Sokly suggests government intervention could save Cambodia’s heritage architecure.
“They have authority (and) power, they are the ones who can, first of all, set up the protected area for safeguarding urban heritage,” Sokly says.
To that end, Heritage Mission advocates turning Postal Square into a protected heritage zone. However, little progress has been made.
“We would like to make a protection site, but nothing is happening now,” Ulisse says.
He noted that while there are mulitple organisations committed to saving the buildings, the old adage appears to be true: you can’t fight City Hall.
“There are a lot of different partners, and it is not very easy to progress. We cannot make decisions for the municipality.”
It may be possible, however, to strike a balance between economics and preservation without government intervention.
“You can’t protect at any cost, that’s impossible,” says Royal University of Phnom Penh linguistic professor Jean-Michel Fillippi, who authored the book Strolling Around Phnom Penh, a guide book to heritage buildings around the city.
“You should find solutions of compromise here and there that will still preserve the appearance of a building.”
While the appearance of an old building may be preserved, its function may have to be dramatically overhauled for the sake of accommodating the needs of modern society.
Alexis de Surmain, who owns The Plantation resort and urban spa which he renovated from a 1930s-era colonial administration building, says the old colonial buildings are impractically spacious by contemporary standards.
“It’s not that [developers] hate old buildings. They’re just not a very efficient way to use space in the centre of the city,” de Surmain says, adding that Phnom Penh had far more space to spare when the French first arrived.
The business owner says he tries to strike a balance between preserving the past and the needs of the modern world.
“I think that a building should be a living thing.”
With The Plantation, Surmain decided it would be best to convert the site’s old garden area into a lotus pond and art gallery.
“I did not stick to the original idea,” he says. “For my building, this is what I have to do.”
However, his compromise between tradition and modernity has created a profitable space that will likely keep the building standing for years to come, he maintains.
Filippi suggests that a similar solution be found for the commissariat.
“You could destroy the interior but keep the façade,” he says. “I think that such compromises will be the rule in the coming years.”
Filippi believes the overall prognosis for Cambodia’s French cultural heritage is positive.
“I don’t think that the French heritage is endangered in any sense.
 “We have enough French buildings here - comparatively much more than in Saigon.”
However, he believes the New Khmer Architecture is more vulnerable than the French, due to the former’s emphasis on external space.
“In the ’60s, space was an essential notion of architecture.

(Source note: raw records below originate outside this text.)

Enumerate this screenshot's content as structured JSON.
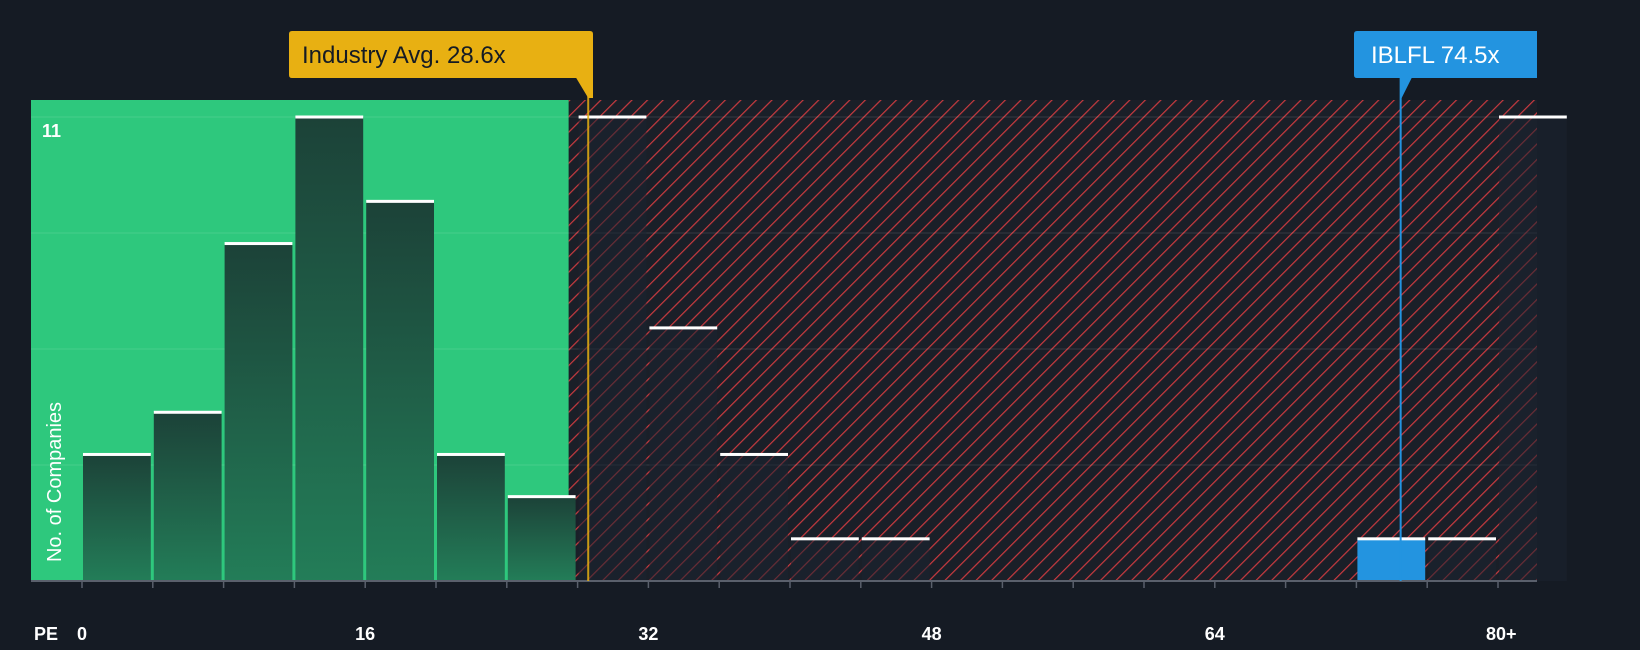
{
  "chart_data": {
    "type": "bar",
    "x_label": "PE",
    "ylabel": "No. of Companies",
    "x_ticks": [
      {
        "value": 0,
        "label": "0"
      },
      {
        "value": 16,
        "label": "16"
      },
      {
        "value": 32,
        "label": "32"
      },
      {
        "value": 48,
        "label": "48"
      },
      {
        "value": 64,
        "label": "64"
      },
      {
        "value": 80,
        "label": "80+"
      }
    ],
    "y_max_label": "11",
    "ylim": [
      0,
      11
    ],
    "bin_width": 4,
    "bins": [
      {
        "x0": 0,
        "value": 3
      },
      {
        "x0": 4,
        "value": 4
      },
      {
        "x0": 8,
        "value": 8
      },
      {
        "x0": 12,
        "value": 11
      },
      {
        "x0": 16,
        "value": 9
      },
      {
        "x0": 20,
        "value": 3
      },
      {
        "x0": 24,
        "value": 2
      },
      {
        "x0": 28,
        "value": 11
      },
      {
        "x0": 32,
        "value": 6
      },
      {
        "x0": 36,
        "value": 3
      },
      {
        "x0": 40,
        "value": 1
      },
      {
        "x0": 44,
        "value": 1
      },
      {
        "x0": 48,
        "value": 0
      },
      {
        "x0": 52,
        "value": 0
      },
      {
        "x0": 56,
        "value": 0
      },
      {
        "x0": 60,
        "value": 0
      },
      {
        "x0": 64,
        "value": 0
      },
      {
        "x0": 68,
        "value": 0
      },
      {
        "x0": 72,
        "value": 1,
        "highlight": true
      },
      {
        "x0": 76,
        "value": 1
      },
      {
        "x0": 80,
        "value": 11
      }
    ],
    "fair_range_max": 27.5,
    "industry_avg": {
      "label": "Industry Avg. 28.6x",
      "value": 28.6
    },
    "company": {
      "label": "IBLFL 74.5x",
      "value": 74.5
    },
    "colors": {
      "background": "#151b24",
      "fair_zone": "#2ec87d",
      "bar_fair": "#1e4a3d",
      "bar_over": "#1c2330",
      "hatch": "#c93a3f",
      "industry": "#e8b012",
      "company": "#2394e0",
      "cap": "#ffffff"
    }
  }
}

Not only the building itself, but what surrounded the building was absolutely essential. And of course, that space which was part of that architectural composition is threatened because they now build everything they can around it.”
Such was the case with Vann Molyvann’s Olympic Stadium, which originally contained a series of pools surrounding the complex that were designed to absorb flood waters during the rainy season.
However, that area was filled in with new structures when a Taiwanese firm developed the area in 2000. In addition to harming Vann Molyvann’s architectural vision, the modification has increased incidences of flooding in the area.
“It is a very dubious conception,” Filippi says.
Such intentional functionality was an integral part of the New Khmer Architecture movement which, according to Fillippi, was unique in the region for its combination of brilliant aesthetics and striking practicality.
“I think it is one of the most original types of architecture. Cambodia was the only country in the ‘60s to have this modern, functional architecture in Southeast Asia.”
But despite the innovations of the New Khmer architects, Phnom Penh, says Yam Sokly, is still architecturally a French city.
“We are living in the French era, even now today. The street patterns, the architecture, the landscape: this is what we are living now. We still have some time to preserve, to become like Paris. We also have a chance to become like Manhattan.”